DAGELIJKS EVANGELIE Ontvang iedere morgen de dagelijkse lezingen via email ! Katholieke, meertalige, gratis service.

  • Zaterdag 22 November : Uit het 1e boek der Makkabeeën 6,1-13.
    on 21 november 2025 at 23:07

    In die dagen hoorde koning Antiochus, op zijn tocht door de hoger gelegen gebieden, van de stad Elam in Perzie, die beroemd was om haar rijkdom, haar zilver en goud. Haar tempel moest zeer rijk zijn en in het bezit van de gouden schilden, helmen, borstpantsers en wapens die de Macedonische koning Alexander, de zoon van Filippus, de eerste koning der Grieken, daar had achtergelaten. Hij trok er dus heen en trachtte de stad in te nemen en te plunderen, maar hij slaagde er niet in, omdat zijn voornemen aan de inwoners bekend was geworden. Gewapenderhand verzetten zij zich tegen hem en hij moest de vlucht nemen. Diep teleurgesteld vertrok Antiochus vandaar om naar Babel terug te keren. Hij bevond zich nog in Perzië, toen men hem kwam melden, dat de legers die naar het land van Juda waren getrokken, verslagen waren; ook Lysias, die aan het hoofd van een sterk leger was opgerukt, had voor de joden de wijk moeten nemen. Dezen waren door hun wapens, hun troepenmacht en de grote buit, op de verslagen legers behaald, een geduchte macht geworden. De gruwel die hij op het brandofferaltaar in Jeruzalem had laten oprichten, hadden ze afgebroken en de hoge muren rondom de tempel hersteld; ook zijn stad Bet-sur hadden ze ommuurd. Toen de koning dat hoorde, stond hij verbijsterd; hevig geschokt wierp hij zich op zijn bed en werd ziek van verdriet, omdat het hem niet was gegaan, zoals hij had verlangd. Zo lag hij daar vele dagen lang ten prooi aan herhaalde aanvallen van grote zwaarmoedigheid. Toen hij dacht dat hij ging sterven, ontbood hij al zijn vrienden en zei tot hen: ‘De slaap is van mijn ogen geweken en mijn hart is van kommer gebroken. Ik heb tot mezelf gezegd: wat een kwelling is mijn bestaan geworden en wat een vloed van leed is over mij gekomen, terwijl ik toch zo mild was en bemind ondanks mijn macht. Maar nu herinner ik mij al het kwaad dat ik Jeruzalem heb berokkend door beslag te leggen op al het zilveren en gouden vaatwerk en door zonder reden de bewoners van Juda te laten uitroeien. Dat moet de reden zijn waarom deze rampen mij treffen en ik van verdriet en ellende omkom op vreemde bodem.’

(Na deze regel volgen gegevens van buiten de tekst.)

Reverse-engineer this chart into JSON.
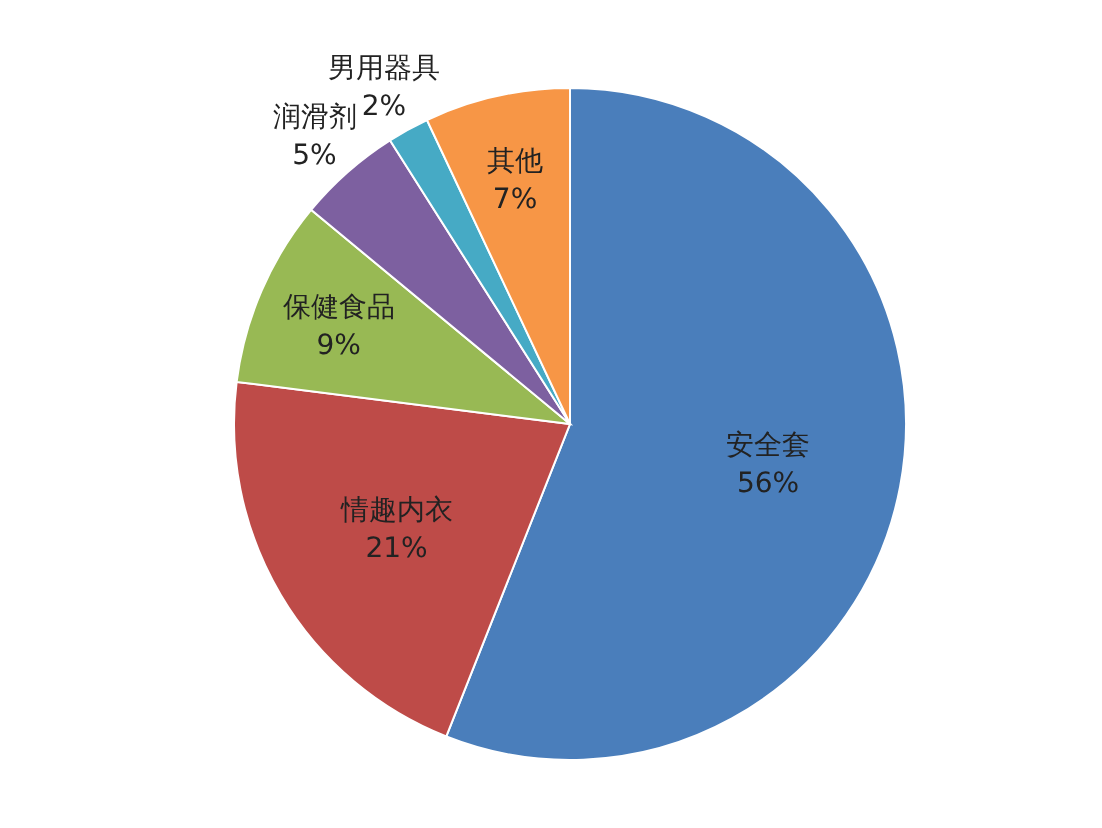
{
  "chart_data": {
    "type": "pie",
    "categories": [
      "安全套",
      "情趣内衣",
      "保健食品",
      "润滑剂",
      "男用器具",
      "其他"
    ],
    "values": [
      56,
      21,
      9,
      5,
      2,
      7
    ],
    "value_labels": [
      "56%",
      "21%",
      "9%",
      "5%",
      "2%",
      "7%"
    ],
    "colors": [
      "#4a7ebb",
      "#be4b48",
      "#98b954",
      "#7d60a0",
      "#46aac5",
      "#f79646"
    ],
    "legend": false
  }
}
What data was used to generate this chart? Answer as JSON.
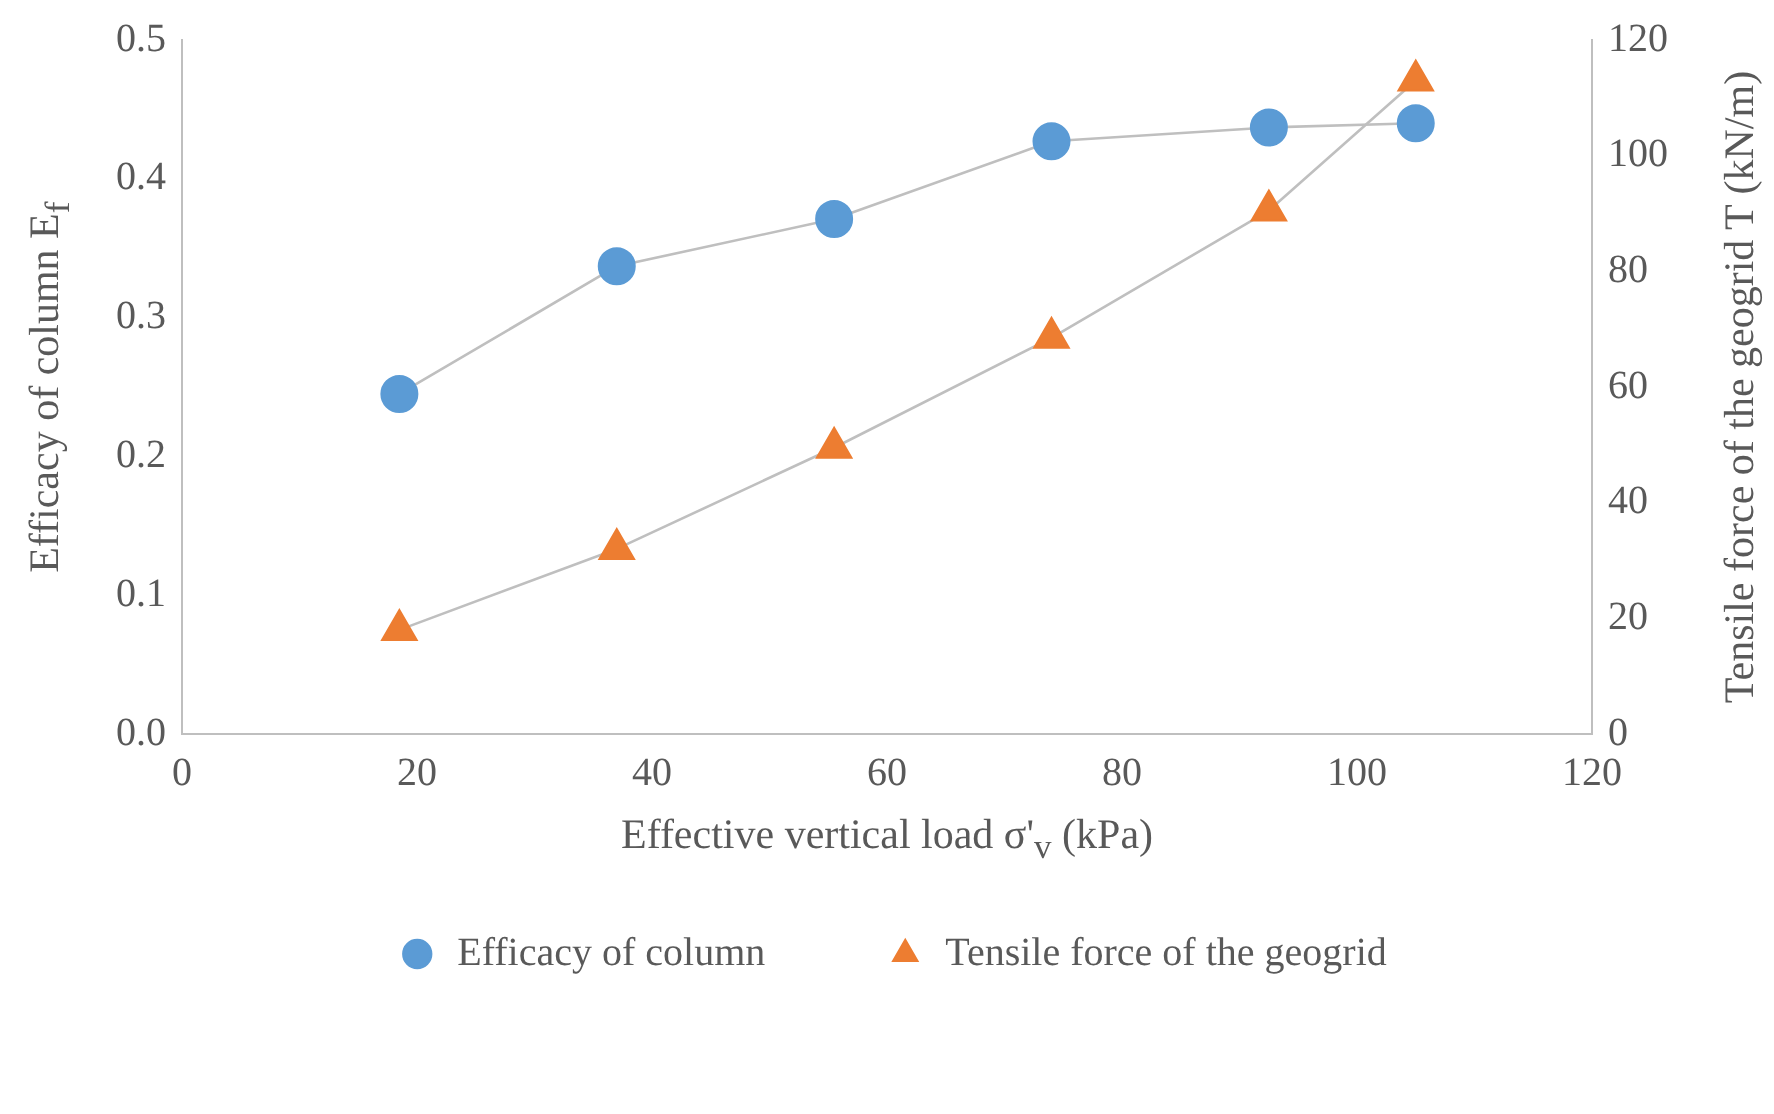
{
  "chart_data": {
    "type": "line",
    "xlabel": "Effective vertical load σ'$_{v}$ (kPa)",
    "ylabel": "Efficacy of column E$_{f}$",
    "y2label": "Tensile force of the geogrid T (kN/m)",
    "xlim": [
      0,
      120
    ],
    "xticks": [
      0,
      20,
      40,
      60,
      80,
      100,
      120
    ],
    "ylim": [
      0,
      0.5
    ],
    "yticks": [
      {
        "value": 0,
        "label": "0.0"
      },
      {
        "value": 0.1,
        "label": "0.1"
      },
      {
        "value": 0.2,
        "label": "0.2"
      },
      {
        "value": 0.3,
        "label": "0.3"
      },
      {
        "value": 0.4,
        "label": "0.4"
      },
      {
        "value": 0.5,
        "label": "0.5"
      }
    ],
    "y2lim": [
      0,
      120
    ],
    "y2ticks": [
      0,
      20,
      40,
      60,
      80,
      100,
      120
    ],
    "grid": false,
    "legend": "bottom",
    "series": [
      {
        "name": "Efficacy of column",
        "color": "#5b9bd5",
        "marker": "circle",
        "x": [
          18.5,
          37,
          55.5,
          74,
          92.5,
          105
        ],
        "values": [
          0.245,
          0.337,
          0.371,
          0.427,
          0.437,
          0.44
        ]
      },
      {
        "name": "Tensile force of the geogrid",
        "color": "#ed7d31",
        "marker": "triangle",
        "axis": "y2",
        "x": [
          18.5,
          37,
          55.5,
          74,
          92.5,
          105
        ],
        "values": [
          18,
          32,
          49.5,
          68.5,
          90.5,
          113
        ]
      }
    ]
  }
}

  • Zaterdag 22 November : Psalmen 9(9A),2-3.4.6.16b.19.
    on 21 november 2025 at 23:07

    U wil ik danken, Heer, uit heel mijn hart, en al uw wonderen verhalen. Verheugd en opgetogen over wat Gij doet wil ik uw Naam bezingen, Allerhoogste, Want al mijn tegenstanders zijn gevlucht, gestruikeld en gevallen voor uw aanschijn. De heidenen hebt Gij bedreigd, de zondaars neergeslagen, hun naam hebt Gij voor eeuwig uitgewist. De heidenen zijn in hun eigen kuil gestort, hun voet kwam in strik, die zij mij spanden. De arme blijft niet voor altijd vergeten, nooit wordt de hoop van de behoeftige beschaamd.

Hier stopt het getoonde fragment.